Khams pa Histories. Visions of People, Place and Authority
As an indispensable introduction to local history of the Khams region of Eastern Tibet/Western China (with due attention for contemporary thinking about frontier regions), this volume contains seven papers on Khams pa (Eastern Tibet) local history, representing politics, and agency and their historiographical representations on the Khams frontiers.
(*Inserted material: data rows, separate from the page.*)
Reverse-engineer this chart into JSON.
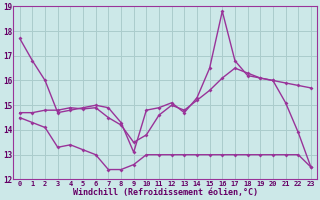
{
  "xlabel": "Windchill (Refroidissement éolien,°C)",
  "background_color": "#cce8e8",
  "grid_color": "#aacccc",
  "line_color": "#993399",
  "x_hours": [
    0,
    1,
    2,
    3,
    4,
    5,
    6,
    7,
    8,
    9,
    10,
    11,
    12,
    13,
    14,
    15,
    16,
    17,
    18,
    19,
    20,
    21,
    22,
    23
  ],
  "series_top": [
    17.7,
    16.8,
    16.0,
    14.7,
    14.8,
    14.9,
    15.0,
    14.9,
    14.3,
    13.1,
    14.8,
    14.9,
    15.1,
    14.7,
    15.3,
    16.5,
    18.8,
    16.8,
    16.2,
    16.1,
    16.0,
    15.1,
    13.9,
    12.5
  ],
  "series_mid": [
    14.7,
    14.7,
    14.8,
    14.8,
    14.9,
    14.85,
    14.9,
    14.5,
    14.2,
    13.5,
    13.8,
    14.6,
    15.0,
    14.8,
    15.2,
    15.6,
    16.1,
    16.5,
    16.3,
    16.1,
    16.0,
    15.9,
    15.8,
    15.7
  ],
  "series_bot": [
    14.5,
    14.3,
    14.1,
    13.3,
    13.4,
    13.2,
    13.0,
    12.4,
    12.4,
    12.6,
    13.0,
    13.0,
    13.0,
    13.0,
    13.0,
    13.0,
    13.0,
    13.0,
    13.0,
    13.0,
    13.0,
    13.0,
    13.0,
    12.5
  ],
  "ylim": [
    12,
    19
  ],
  "xlim_min": -0.5,
  "xlim_max": 23.5,
  "yticks": [
    12,
    13,
    14,
    15,
    16,
    17,
    18,
    19
  ],
  "xticks": [
    0,
    1,
    2,
    3,
    4,
    5,
    6,
    7,
    8,
    9,
    10,
    11,
    12,
    13,
    14,
    15,
    16,
    17,
    18,
    19,
    20,
    21,
    22,
    23
  ]
}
The articles have been arranged to reflect common themes. Wim van Spengen, William Coleman and Peng Wenbin locate Khams in a broader political history, exploring the fluidity of the frontier and its turbulent dislocations, as Khampas encountered and responded to Tibetan and Chinese national projects in the early part of the twentieth century. Fabienne Jagou and Carole McGranahan shift their gaze to individual figures and their engagement with Chinese and Tibetan social politics. Peter Schwieger's analysis of history as oral narrative positions Khams in relation to Central Tibet, as does the subject of Tsering Thar's paper, which concerns the influence of a Bonpo lama in religious innovation.
Lawrence Epstein, Ph.D. (1977) in Anthropology, University of Washington, is Assistant Professor of Anthropology, University of Washington. His primary research interests are in popular religion, pilgrimage practices, the social construction of space and in Khams pa history, especially during the late Qing and Republican eras.